Daily Mirror (Northern Ireland)
“Game-changer” for MS sufferers
Amazing news for people with multiple sclerosis. The progress of the condition has been halted – and in some cases reversed – by a stem cell treatment that “reboots” patients’ immune systems.
MS develops when the immune system malfunctions and begins to attack the fatty sheaths surrounding nerves in the central nervous system.
Scientists first use treatments with drugs that wipe out the defective immune system then “reboot” it by injecting stem cells into the blood. But this is a high-risk approach. Previously, patients have died after being stripped of their immune systems. However, the new approach seems to be much safer.
For the study, more than 100 patients in four countries, all with the most common kind of MS, either received a standard drug treatment or the stem cell procedure.
Three years later, there were no reported deaths and there were significant differences in the outcomes of the two groups – 60% of those receiving standard drugs had relapsed but only 6% of the stem cell group had.

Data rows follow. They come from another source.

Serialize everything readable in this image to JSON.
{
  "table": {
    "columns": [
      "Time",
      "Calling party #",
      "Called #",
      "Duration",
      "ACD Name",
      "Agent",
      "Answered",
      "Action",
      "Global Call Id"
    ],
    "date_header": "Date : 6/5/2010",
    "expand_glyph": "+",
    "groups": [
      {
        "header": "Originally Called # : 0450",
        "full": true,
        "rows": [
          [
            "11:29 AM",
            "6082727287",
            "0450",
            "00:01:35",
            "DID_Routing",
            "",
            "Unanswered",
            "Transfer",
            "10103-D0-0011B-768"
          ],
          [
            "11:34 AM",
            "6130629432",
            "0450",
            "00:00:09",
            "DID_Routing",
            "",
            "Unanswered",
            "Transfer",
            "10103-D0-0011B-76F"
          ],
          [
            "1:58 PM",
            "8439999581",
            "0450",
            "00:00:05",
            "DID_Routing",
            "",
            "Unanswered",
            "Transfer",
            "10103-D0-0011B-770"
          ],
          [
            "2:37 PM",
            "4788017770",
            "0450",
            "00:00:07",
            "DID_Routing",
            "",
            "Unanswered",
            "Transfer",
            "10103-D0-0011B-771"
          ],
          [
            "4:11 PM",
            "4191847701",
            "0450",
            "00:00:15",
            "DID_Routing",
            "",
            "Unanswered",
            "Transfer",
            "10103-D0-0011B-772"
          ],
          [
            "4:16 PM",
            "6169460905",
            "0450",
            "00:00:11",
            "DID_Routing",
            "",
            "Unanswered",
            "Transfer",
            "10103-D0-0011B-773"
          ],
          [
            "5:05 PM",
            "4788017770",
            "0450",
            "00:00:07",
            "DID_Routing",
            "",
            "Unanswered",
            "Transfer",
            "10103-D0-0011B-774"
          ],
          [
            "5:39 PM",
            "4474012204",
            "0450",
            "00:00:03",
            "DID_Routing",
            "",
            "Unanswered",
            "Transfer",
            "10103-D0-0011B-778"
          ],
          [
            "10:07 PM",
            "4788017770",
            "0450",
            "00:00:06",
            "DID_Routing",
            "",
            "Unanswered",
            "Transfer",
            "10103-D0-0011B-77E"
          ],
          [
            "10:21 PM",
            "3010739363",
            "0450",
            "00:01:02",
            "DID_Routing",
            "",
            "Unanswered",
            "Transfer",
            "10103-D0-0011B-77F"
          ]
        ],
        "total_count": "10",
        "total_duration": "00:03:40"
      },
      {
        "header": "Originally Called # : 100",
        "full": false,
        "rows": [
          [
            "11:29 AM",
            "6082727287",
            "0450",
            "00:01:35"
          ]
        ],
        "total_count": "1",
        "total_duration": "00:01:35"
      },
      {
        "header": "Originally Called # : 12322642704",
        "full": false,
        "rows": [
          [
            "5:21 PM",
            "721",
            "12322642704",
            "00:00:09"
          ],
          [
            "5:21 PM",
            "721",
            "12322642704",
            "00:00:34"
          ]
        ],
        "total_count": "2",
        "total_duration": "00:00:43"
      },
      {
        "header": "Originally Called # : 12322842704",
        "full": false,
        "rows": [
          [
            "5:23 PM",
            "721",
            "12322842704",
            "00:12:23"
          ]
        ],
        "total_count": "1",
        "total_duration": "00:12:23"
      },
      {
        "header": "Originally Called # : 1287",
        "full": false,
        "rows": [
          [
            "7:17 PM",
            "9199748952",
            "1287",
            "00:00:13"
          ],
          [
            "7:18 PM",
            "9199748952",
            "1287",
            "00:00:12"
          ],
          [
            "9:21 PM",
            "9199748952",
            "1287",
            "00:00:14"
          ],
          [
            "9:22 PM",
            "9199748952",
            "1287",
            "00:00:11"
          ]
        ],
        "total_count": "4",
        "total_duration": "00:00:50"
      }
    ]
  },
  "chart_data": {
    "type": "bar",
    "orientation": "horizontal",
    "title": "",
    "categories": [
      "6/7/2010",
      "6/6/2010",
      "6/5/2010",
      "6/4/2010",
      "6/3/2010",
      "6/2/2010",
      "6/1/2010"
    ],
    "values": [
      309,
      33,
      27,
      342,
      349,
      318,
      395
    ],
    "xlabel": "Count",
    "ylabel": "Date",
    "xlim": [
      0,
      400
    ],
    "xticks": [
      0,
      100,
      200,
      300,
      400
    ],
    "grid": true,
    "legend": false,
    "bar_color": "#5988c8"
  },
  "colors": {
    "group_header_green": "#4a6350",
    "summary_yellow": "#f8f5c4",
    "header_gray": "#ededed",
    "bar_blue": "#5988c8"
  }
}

One British participant, Louise Willetts, appeared completely cured. “It feels like my diagnosis was just a bad dream because I have just gone back to how I was before I got diagnosed,” she said.
Presenting the findings at a conference in Portugal, the researchers described the results as a “game-changer” that could revolutionise MS treatment.
However, it’s early days and we need more research in larger numbers of patients.